Stout, who came to ASU as a Flinn Scholar, also has mentored a high school student in the lab for a year and a half. 

“Erik is still in the middle of his undergraduate studies, but in research he performs at the level of an advanced graduate student,” said Irina Beloozerova, director of the laboratory of motor systems neurophysiology at Barrow. “In my 25 years of experience working with students in an academic research setting, he is the best student I’ve met.”

Ingraham is doing brain cancer research at Barrow in the neurosurgery research laboratory, in collaboration with ASU math faculty. He is working to develop better mathematical models of brain tumor invasion, with the hope of better understanding how tumors infiltrate and what treatment strategies might be most effective.

Glioblastoma multiforme (GBM) is the most common and most deadly of cancers of the brain, especially difficult to treat because the tumor cells tend to migrate along the nerve fibers of the brain.

“Our goal is to see whether it might be possible to make short-term predictions of the growth of GBM tumors in individual patients,” said Eric Kostelich, professor in the ASU School of Mathematical and Statistical Sciences. “We’re a long way from this goal, but John’s work has helped us establish that our basic mathematical models of tumor growth and spread can reproduce at least qualitatively the patterns of spread that are seen in certain patients.”

Ingraham, who also is a Flinn Scholar, will present his work at a national 2011 Computational Science and Engineering conference.

Perea, a National Hispanic Scholar who chose ASU because of the undergraduate research opportunities, was accepted into the Fulton Undergraduate Research Initiative as a freshman.

His research tries to develop techniques to understand and control the structures formed for anticipated applications in “smart” materials. These so-called “smart” materials are capable of reversibly changing properties depending on environmental conditions. They are highly sought after for application in developing technologies.

He already has published his research in a peer-reviewed publication and has presented at a national meeting of the American Institute of Chemical Engineers.

“Many students in Ph.D. programs are not co-authors on publications until their second or third year of graduate school,” said Mary Laura Lind, assistant professor of engineering. “It is very impressive that Brian has already been able to perform high quality research that has passed the rigorous test of scientific peer review.”

“Brian certainly excels in his role as an undergraduate researcher,” said Lenore L. Dai, chair of the Department of Chemical Engineering. “I have never met any undergraduate who is so talented, innovative and outstanding in research since I became a faculty member in 2002.”
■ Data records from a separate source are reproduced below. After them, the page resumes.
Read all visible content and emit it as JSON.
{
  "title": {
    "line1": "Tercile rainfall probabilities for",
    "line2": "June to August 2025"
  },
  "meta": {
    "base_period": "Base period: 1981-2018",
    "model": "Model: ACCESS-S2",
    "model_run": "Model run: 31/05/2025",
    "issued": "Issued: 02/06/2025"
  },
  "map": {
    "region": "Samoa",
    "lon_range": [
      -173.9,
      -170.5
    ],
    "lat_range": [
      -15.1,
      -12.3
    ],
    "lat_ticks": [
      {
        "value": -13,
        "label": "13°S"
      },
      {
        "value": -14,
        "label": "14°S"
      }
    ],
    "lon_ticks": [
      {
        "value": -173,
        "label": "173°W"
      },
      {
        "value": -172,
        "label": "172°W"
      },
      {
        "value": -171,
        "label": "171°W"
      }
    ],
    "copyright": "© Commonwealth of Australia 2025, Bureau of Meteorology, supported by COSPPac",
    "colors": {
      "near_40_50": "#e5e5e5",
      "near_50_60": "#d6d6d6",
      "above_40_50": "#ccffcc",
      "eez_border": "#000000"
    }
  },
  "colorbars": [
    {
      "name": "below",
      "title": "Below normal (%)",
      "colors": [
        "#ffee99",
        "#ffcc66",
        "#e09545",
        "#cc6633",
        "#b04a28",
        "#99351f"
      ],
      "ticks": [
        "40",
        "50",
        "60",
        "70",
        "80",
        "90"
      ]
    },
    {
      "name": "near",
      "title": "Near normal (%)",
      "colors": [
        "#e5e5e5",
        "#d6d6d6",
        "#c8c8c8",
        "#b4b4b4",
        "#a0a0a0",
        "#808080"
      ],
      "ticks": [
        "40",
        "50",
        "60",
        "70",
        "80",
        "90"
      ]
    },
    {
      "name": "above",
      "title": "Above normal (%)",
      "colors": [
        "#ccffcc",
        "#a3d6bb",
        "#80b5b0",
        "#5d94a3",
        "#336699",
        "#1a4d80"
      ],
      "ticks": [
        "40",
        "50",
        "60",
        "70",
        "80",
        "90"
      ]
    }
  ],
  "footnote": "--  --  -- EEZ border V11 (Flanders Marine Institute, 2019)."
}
Kenney’s research is focused on making solar cells cheaper to produce, by trying to create new dyes and polymers for cell production that are as efficient as silicon-based solar cells. Along with several ASU professors, he is part of a team that wants to convert sunlight into electricity and fuel, and to make using organic solar cells as cheap as burning fossil fuels.

Kenney also was chosen for a 10-week NSF-funded Research Experiences for Undergraduates program at Carnegie Mellon University last summer, and this summer he will go to Caltech to do nuclear magnetic resonance spectroscopy.
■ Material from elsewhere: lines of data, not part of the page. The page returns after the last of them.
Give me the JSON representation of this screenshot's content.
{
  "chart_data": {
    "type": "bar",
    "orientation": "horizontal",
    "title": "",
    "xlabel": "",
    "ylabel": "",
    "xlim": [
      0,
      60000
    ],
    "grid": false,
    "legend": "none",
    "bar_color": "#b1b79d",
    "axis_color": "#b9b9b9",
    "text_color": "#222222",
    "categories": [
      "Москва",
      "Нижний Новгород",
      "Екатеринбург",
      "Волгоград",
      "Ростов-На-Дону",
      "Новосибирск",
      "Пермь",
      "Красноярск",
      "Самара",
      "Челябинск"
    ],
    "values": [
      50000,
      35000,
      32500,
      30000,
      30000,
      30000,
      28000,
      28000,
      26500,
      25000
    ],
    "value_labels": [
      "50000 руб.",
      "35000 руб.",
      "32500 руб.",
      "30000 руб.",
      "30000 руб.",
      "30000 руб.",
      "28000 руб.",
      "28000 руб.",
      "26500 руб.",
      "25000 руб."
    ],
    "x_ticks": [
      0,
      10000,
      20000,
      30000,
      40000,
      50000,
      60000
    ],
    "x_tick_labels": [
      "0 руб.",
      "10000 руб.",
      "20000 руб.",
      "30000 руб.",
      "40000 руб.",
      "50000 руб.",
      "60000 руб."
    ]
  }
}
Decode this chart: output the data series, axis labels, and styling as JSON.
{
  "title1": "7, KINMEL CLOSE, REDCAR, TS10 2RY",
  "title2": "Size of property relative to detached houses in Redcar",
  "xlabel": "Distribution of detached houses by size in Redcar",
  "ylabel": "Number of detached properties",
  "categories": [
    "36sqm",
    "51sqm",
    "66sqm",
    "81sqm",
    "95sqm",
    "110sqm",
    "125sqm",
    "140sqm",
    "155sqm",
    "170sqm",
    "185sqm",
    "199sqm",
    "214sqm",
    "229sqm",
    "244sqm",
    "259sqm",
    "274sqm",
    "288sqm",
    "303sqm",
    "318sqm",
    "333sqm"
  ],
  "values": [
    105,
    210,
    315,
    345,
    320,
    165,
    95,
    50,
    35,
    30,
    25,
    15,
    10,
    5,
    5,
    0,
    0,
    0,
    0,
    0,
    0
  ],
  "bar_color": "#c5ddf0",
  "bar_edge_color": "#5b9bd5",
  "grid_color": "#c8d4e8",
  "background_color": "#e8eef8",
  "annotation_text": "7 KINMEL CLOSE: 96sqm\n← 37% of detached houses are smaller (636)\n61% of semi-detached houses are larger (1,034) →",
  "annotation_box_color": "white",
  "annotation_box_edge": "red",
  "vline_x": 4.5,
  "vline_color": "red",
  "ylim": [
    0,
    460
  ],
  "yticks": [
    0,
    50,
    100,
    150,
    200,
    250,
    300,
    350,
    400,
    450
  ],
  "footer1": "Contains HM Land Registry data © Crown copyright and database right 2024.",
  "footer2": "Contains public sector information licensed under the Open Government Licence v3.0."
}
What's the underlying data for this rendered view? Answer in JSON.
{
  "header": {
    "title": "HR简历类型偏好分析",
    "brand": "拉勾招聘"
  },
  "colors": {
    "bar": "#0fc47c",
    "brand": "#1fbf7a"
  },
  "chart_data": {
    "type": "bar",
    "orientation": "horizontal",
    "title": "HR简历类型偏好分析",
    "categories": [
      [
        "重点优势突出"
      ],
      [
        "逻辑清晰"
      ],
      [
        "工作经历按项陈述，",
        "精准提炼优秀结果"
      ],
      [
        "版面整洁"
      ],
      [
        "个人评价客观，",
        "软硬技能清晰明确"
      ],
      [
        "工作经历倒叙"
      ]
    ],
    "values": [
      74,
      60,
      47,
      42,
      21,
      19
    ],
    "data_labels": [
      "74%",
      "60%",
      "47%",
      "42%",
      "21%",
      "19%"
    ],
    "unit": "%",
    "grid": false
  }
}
“Michael is interested in and has ability in a variety of areas of science, which will allow him to tackle important technological problems in society which can only be solved via a multidisciplinary approach,” said Devens Gust, Foundation Professor of Chemistry. “Finding a student with such a breadth of interest and ability at such an early stage of development is unusual.”

Kenney also acts as a mentor to an Obama Scholar, a freshman chemistry student who is the first person in his family to attend college.

This year 275 Goldwater Scholars were selected on the basis of academic merit from a field of 1,095 mathematics, science, and engineering students nominated by the faculties of colleges and universities nationwide.